MYANMAR (Arrahmah.id) — Amerika Serikat secara resmi menyatakan, kekerasan militer Myanmar terhadap Muslim Rohingya yang menyebabkan lebih dari 700.000 orang melarikan diri merupakan tindakan genosida dan kejahatan terhadap kemanusiaan.
Ini adalah babak terbaru dalam sejarah panjang dan penuh gejolak kelompok muslim Rohingya, populasi tanpa kewarganegaraan terbesar di dunia.
Sekitar satu juta orang Rohingya tinggal di negara bagian Rakhine, barat Myanmar yang mayoritas beragama Buddha. Banyak di antara mereka yang jadi korban tindakan keras militer Myanmar tahun 2017.
Lalu siapakah muslim Rohingya ini?
Rohingya merupakan salah satu dari banyak etnis minoritas di Myanmar. Mereka memiliki bahasa dan budaya sendiri, yang berbeda dari orang Myanmar yang hampir 90 persen beragama Buddha.
Secara fisik dan budaya, etnis Rohingya lebih mirip orang-orang Bangladesh dan India daripada dengan Suku Bamar, yang menjadi kelompok etnis terbesar di Myanmar.
Menurut catatan beberapa sumber yang dikutip dari AFP, Rohingya adalah keturunan pedagang dan tentara Arab, Turki, atau Mongol yang pada abad ke-15 bermigrasi ke negara bagian Rakhine yang sebelumnya bernama kerajaan Arakan.
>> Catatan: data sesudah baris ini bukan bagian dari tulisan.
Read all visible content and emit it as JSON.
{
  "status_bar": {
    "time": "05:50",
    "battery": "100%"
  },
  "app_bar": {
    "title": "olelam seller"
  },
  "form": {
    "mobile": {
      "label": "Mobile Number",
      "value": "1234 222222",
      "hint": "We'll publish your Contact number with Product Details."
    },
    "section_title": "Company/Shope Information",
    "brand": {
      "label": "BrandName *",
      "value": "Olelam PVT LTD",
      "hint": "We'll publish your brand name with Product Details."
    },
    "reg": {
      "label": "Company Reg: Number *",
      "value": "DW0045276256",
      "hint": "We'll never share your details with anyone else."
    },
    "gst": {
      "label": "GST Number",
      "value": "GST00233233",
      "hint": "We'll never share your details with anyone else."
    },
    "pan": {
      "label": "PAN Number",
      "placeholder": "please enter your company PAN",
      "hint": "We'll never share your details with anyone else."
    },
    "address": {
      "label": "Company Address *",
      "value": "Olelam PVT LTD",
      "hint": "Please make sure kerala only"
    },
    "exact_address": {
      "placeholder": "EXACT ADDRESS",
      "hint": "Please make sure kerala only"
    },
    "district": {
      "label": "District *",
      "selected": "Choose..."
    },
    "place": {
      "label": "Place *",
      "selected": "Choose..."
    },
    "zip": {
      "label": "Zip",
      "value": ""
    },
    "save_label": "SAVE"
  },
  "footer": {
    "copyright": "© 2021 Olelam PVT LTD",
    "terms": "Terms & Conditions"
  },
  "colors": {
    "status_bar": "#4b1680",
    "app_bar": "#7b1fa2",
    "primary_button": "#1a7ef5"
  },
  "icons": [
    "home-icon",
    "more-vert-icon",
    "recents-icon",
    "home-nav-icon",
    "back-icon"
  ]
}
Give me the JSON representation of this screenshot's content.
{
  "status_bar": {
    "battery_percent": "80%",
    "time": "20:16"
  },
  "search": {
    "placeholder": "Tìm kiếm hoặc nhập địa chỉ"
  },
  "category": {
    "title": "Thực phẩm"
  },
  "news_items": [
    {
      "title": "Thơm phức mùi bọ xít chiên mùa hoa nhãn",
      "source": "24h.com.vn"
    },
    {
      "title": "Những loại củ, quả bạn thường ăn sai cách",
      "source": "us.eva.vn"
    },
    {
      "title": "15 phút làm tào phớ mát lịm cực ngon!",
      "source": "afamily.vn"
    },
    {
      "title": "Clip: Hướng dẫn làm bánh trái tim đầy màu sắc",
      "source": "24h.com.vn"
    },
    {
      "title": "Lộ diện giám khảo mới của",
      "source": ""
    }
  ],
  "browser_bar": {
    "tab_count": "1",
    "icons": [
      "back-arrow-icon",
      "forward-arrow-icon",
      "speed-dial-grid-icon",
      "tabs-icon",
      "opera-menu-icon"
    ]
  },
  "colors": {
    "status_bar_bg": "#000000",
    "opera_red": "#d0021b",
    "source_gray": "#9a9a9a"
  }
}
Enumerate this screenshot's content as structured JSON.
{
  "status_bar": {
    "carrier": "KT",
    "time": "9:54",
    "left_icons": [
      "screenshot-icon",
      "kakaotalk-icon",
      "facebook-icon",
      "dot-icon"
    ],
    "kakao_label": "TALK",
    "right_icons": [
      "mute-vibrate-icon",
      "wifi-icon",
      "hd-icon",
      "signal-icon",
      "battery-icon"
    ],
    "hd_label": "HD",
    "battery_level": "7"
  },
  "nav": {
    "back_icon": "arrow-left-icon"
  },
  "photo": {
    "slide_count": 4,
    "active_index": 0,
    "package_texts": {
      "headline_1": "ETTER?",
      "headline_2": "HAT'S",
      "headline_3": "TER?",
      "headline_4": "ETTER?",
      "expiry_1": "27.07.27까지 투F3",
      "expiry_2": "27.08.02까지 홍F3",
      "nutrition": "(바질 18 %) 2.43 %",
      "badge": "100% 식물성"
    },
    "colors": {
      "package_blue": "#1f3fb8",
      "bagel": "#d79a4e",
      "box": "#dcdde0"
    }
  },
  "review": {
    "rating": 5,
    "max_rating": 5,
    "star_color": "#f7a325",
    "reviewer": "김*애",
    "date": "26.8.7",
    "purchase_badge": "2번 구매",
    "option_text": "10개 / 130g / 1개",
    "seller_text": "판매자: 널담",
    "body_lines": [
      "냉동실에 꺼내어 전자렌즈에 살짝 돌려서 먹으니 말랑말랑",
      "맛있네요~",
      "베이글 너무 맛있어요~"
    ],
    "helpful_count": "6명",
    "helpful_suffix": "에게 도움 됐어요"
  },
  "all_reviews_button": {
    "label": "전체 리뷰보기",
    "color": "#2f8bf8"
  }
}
Selama berabad-abad, pedagang Muslim tersebut berbaur dengan para pendatang dari Bangladesh dan India, hingga membentuk etnis Rohingya.
Selama itu pula, mereka sebagai kelompok Muslim minoritas, hidup damai di wilayah Rakhine bersama umat Buddha.
Lantas kenapa mereka dipersekusi?
Konflik antara etnis Rohingya dengan penduduk asli Myanmar mulai terjadi pada akhir abad ke-18, ketika Inggris datang dan menjadikan Myanmar sebagai koloninya.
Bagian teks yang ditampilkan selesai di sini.